Durante uma dessas buscas por equipamentos que contribuíssem para tal intuito, os amigos se depararam com um pequeno Macintosh 128k, que, talvez mais por seu valor histórico, foi imediatamente adotado. Mal sabiam eles que o aparentemente inofensivo clássico continha oculto em suas entranhas um vírus, hibernante desde quando o computador fora desligado pela última vez, em 1989. Quando eles se tornaram cientes do fato, porém, já era tarde demais. O pequeno Mac já havia sido incorporado aos outros equipamentos do estúdio, e o recém-desperto vírus se alastrado por todo o complexo audio-visual que Markus Karlus e Kevin Rogers construíram com o suor de seus rostos.

Pouco ou nada se sabe a respeito desse vírus além do nome com o qual ele se apresentou aos atônitos aspirantes a compositores: Golden Shower. Talvez o longo período de hibernação ou mesmo o choque de ser retirado de tal estado após quase 10 anos tenham corrompido seu código original. O fato é que não se sabia mais quando, por quem, nem mesmo com qual objetivo ele havia sido programado. No entanto, o vírus ainda possuía um vasto conjunto de informações sobre a cultura popular da década de 80, reunidas durante seu tempo de atividade. Com base nelas ele analisou todo o ambiente cultural dos anos 90, e aparentemente não gostou do que viu. É provável que, ao se ver de súbito totalmente fora de seu tempo, Golden Shower tenha sofrido um segundo e definitivo choque, que distorceu decisivamente sua índole. Ele se tornou um trecho de código binário com um grave caso de megalomania, e um único objetivo a partir de então: remodelar o mundo ao seu redor com base nas únicas referências culturais que ele possuía, lançando-o de volta a uma era de trevas e ignorância que a humanidade julgava definitivamente enterrada desde o desmascaramento do Milli Vanilli: os anos 80.

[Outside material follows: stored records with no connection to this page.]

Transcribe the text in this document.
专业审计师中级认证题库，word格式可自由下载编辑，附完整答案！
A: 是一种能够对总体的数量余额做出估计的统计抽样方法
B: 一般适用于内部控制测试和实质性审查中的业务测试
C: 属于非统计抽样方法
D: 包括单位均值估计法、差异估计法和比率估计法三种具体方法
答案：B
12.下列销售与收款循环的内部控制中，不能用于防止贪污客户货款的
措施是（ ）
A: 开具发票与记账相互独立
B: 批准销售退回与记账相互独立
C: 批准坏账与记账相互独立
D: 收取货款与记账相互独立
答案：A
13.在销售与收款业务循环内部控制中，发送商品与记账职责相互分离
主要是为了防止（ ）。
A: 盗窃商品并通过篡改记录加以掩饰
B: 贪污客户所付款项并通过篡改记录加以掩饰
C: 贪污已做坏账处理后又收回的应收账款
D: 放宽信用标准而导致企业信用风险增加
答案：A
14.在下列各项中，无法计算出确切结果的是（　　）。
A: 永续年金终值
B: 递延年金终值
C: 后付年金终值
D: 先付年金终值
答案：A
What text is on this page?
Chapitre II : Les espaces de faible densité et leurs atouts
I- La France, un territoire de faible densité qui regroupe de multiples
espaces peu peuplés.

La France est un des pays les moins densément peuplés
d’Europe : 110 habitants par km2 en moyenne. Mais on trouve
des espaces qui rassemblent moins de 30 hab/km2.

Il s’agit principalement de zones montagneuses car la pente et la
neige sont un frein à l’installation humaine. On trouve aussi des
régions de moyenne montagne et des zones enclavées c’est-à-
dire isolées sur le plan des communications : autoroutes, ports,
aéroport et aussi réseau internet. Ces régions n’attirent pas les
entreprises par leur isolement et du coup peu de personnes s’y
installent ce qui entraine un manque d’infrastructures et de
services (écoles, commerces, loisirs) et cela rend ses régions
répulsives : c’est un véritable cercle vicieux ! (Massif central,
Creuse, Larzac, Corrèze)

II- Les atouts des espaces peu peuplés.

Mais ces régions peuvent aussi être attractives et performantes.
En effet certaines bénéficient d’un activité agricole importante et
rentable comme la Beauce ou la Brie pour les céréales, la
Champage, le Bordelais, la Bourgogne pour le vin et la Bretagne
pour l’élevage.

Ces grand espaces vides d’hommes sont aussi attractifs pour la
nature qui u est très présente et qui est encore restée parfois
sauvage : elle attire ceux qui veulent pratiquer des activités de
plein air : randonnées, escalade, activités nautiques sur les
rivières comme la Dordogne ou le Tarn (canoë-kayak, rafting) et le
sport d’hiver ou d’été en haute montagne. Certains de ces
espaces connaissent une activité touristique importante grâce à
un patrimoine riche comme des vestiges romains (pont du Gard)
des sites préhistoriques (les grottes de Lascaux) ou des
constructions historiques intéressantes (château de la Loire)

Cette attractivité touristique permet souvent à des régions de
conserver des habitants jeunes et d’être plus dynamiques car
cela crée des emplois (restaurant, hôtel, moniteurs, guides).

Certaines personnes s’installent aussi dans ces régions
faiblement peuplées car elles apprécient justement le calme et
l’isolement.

E o instrumento para por em prática essa terrível operação encontrava-se logo ali à sua frente: os estupefatos Markus Karlus e Kevin Rogers. Sob a ameaça de verem sumariamente deletados todos os cálculos referentes à sua megacomposição, seu magnus opus, reunidos ao longo de anos de trabalho árduo, outra escolha não tiveram a não ser submeterem-se aos caprichos do vírus, tornando-se seus agentes no primeiro estágio da dominação: o território da música pop (de popular). Devido ao seu imenso talento musical e um domínio impecável do vocabulário da música pop-ular, apurado ao longo do tempo em que, para pagar os estudos, trabalharam como arranjadores e músicos de estúdio para uma gravadora especializada em boy-bands tirolesas, a dupla não poderia ser melhor testa-de-ferro humana para as intenções de Golden Shower, aqueles que iriam traduzir sua obsessão com a década de 80 em canções insidiosamente pegajosas.

E esse é apenas o começo. Uma vez consolidado seu domínio sobre a música pop-ular, o vírus Golden Shower não encontrará dificuldade em se alastrar por outras áreas tais como o cinema, a TV, a imprensa, o design e a indústria de brinquedos e jogos eletrônicos. Cientistas políticos já temem a volta da guerra fria e de um mundo novamente dividido entre Corey Feldman e Corey Haim. E enquanto isso, os desafortunados Markus Karlus e Kevin Rogers, que inadvertidamente iniciaram toda essa confusão, gostariam apenas de serem levados à sério como compositores eruditos.